Ein vertrautes Gesicht beim städtischen Baubetriebshof verabschiedet sich: Am 27. Februar endete für Detlef Kalupka nach 36 Jahren der letzte Arbeitstag im Dienst der Stadt. Seit dem 1. Juli 1990 war er beim Bauhof tätig — zunächst in der Straßen- und Mauerunterhaltung, später als Straßenmeister mit umfassender Verantwortung.
Nur fünf Jahre nach seinem Start übernahm Kalupka die Position des Straßenmeisters. Zu seinen Aufgaben gehörten fortan die Einteilung der Mitarbeitenden, Kontroll- und Erkundungsfahrten sowie organisatorische Tätigkeiten wie Bestellungen, Vor- und Nachbesprechungen. Neben der praktischen Arbeit im Freien nahm auch der bürokratische Anteil stetig zu.
Ursprünglich hatte Kalupka das Maurerhandwerk erlernt. Nach 13 Jahren in verschiedenen Betrieben der Privatwirtschaft wechselte er als Meister zur Stadt. Für seine Tätigkeit als Straßenmeister absolvierte er zusätzlich die Qualifikation zum „Werkpolier im Straßen- und Tiefbau“.
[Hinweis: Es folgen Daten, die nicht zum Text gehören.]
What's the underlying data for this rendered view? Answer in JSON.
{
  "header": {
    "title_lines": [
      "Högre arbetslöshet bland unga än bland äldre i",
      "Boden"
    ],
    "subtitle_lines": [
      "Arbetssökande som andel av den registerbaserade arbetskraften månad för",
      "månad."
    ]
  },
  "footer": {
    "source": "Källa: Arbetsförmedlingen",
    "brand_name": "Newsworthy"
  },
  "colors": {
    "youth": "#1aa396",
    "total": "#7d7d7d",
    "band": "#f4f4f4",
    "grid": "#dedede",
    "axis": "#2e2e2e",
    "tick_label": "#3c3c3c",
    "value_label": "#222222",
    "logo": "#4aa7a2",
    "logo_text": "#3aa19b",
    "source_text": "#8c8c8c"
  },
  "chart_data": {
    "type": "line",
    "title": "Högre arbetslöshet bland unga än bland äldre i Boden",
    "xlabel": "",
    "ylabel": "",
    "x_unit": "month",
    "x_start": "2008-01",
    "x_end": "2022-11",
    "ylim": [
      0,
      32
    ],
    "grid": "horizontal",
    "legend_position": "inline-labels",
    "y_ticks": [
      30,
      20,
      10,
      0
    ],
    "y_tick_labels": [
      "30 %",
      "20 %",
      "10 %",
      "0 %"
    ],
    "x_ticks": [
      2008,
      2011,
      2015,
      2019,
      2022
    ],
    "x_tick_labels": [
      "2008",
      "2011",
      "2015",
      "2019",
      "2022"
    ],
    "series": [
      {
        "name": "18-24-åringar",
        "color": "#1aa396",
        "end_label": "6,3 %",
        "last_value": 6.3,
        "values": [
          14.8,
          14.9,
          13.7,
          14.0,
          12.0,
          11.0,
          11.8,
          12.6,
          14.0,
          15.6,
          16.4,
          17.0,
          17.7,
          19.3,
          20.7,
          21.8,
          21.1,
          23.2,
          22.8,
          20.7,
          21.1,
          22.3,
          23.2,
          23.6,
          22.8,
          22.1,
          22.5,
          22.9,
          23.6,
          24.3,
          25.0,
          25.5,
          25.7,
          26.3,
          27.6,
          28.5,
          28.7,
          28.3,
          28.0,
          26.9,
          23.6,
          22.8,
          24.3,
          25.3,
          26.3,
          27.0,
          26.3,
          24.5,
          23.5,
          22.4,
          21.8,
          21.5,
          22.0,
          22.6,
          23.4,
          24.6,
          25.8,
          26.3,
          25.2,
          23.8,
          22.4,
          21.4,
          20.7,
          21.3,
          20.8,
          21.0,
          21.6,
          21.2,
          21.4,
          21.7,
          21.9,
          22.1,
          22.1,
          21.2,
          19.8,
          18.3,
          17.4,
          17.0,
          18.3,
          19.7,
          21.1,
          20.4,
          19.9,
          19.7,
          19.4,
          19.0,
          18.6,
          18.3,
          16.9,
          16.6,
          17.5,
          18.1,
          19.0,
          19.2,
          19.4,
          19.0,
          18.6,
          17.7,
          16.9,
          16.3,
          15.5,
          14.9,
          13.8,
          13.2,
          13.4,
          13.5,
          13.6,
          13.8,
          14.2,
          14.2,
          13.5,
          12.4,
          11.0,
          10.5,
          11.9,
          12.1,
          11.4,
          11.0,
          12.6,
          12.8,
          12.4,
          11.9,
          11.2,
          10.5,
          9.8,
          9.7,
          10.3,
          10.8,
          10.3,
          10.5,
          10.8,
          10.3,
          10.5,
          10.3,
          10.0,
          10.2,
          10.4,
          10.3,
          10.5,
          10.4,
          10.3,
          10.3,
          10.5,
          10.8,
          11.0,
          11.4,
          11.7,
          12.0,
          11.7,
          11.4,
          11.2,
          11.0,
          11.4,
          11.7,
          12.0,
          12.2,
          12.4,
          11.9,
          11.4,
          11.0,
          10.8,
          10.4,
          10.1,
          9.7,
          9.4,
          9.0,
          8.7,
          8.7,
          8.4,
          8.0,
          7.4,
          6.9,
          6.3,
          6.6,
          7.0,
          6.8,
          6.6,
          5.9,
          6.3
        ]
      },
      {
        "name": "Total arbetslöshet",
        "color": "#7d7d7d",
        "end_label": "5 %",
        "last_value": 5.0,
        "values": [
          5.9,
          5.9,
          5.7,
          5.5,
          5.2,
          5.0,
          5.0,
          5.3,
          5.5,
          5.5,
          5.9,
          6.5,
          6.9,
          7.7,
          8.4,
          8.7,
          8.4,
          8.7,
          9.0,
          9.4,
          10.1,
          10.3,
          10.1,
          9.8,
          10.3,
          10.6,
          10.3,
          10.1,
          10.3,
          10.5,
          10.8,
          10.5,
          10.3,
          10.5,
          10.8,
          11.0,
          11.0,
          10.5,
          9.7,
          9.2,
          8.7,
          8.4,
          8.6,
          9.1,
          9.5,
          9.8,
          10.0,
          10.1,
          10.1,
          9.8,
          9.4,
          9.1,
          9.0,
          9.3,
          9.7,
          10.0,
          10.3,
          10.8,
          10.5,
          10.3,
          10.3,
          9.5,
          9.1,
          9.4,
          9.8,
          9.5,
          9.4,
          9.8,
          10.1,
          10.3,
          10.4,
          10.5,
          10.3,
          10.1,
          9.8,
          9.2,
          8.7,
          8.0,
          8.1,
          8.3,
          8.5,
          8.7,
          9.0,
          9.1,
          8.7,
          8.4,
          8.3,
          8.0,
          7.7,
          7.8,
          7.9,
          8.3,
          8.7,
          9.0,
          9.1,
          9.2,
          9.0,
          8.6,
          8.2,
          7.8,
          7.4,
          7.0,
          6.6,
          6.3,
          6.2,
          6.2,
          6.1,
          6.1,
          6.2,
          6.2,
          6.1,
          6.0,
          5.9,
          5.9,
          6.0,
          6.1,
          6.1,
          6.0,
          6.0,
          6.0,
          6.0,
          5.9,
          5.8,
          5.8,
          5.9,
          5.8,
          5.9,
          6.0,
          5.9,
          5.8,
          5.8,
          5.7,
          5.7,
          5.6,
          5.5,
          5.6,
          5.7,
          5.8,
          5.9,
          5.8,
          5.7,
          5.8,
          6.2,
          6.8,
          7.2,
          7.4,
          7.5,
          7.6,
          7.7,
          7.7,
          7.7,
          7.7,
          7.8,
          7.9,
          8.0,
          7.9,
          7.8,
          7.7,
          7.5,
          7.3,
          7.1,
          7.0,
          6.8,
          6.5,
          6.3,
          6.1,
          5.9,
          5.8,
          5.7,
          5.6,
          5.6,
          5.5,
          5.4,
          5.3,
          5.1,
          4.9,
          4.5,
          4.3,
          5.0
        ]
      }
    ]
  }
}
Herausforderungen und unvergessene Erlebnisse
Besonders geschätzt habe er an seiner Arbeit stets die Tätigkeit unter freiem Himmel. „Man ist immer an der frischen Luft“, betont der langjährige Mitarbeiter. Reine Schreibtischarbeit sei ihm auf Dauer zu eintönig gewesen.
In Erinnerung geblieben sind ihm vor allem außergewöhnliche Ereignisse. Beim Hochwasser im Oktober 1998, als der Pegel in Altena auf 4,10 Meter stieg, errichtete der Bauhof in der Lennestraße Schutzeinrichtungen, die zusätzlich mit Kanthölzern gesichert wurden. Auch der Orkan Kyrill im Januar 2007 forderte den Einsatzkräften einiges ab. Besonders einschneidend war für Kalupka jedoch das Starkregenereignis vom 14. und 15. Juli 2021. Damals übernachtete er erstmals im Bauhof, da Zufahrtswege unpassierbar waren. Wassermassen unterspülten Hänge, selbst schwere Felsbrocken wurden mitgerissen. Das Vordach des Untergeschosses schwamm zeitweise nahezu auf Höhe des Fensterbretts. Geschlafen habe in dieser Nacht kaum jemand.
Wechsel an der Spitze — Nachfolger mit Respekt
Neben den herausfordernden Einsätzen bleiben ihm vor allem die gute Zusammenarbeit im Team und die Wertschätzung aus der Bevölkerung in positiver Erinnerung. Mit einem Augenzwinkern kommentiert er die Zusammenarbeit mit seinem Nachfolger Nico Koslowski, ebenfalls Maurermeister. Zwischen beiden ist neben fachlichem Austausch auch gegenseitiger Respekt spürbar. Koslowski, der gemeinsam mit seinem Stellvertreter Heiko Tölken die Aufgaben bereits übernommen hat, schätzt besonders den Erfahrungsschatz seines Vorgängers und kündigt an, bei Bedarf weiterhin Rat einzuholen. „Ich komme auch gern vorbei“, entgegnet Kalupka.
Pläne für den Ruhestand
Für den Ruhestand hat der künftige Pensionär bereits Pläne: Arbeiten am Haus und am Hanggrundstück stehen an, zudem soll das eigene Wohnmobil zum Einsatz kommen.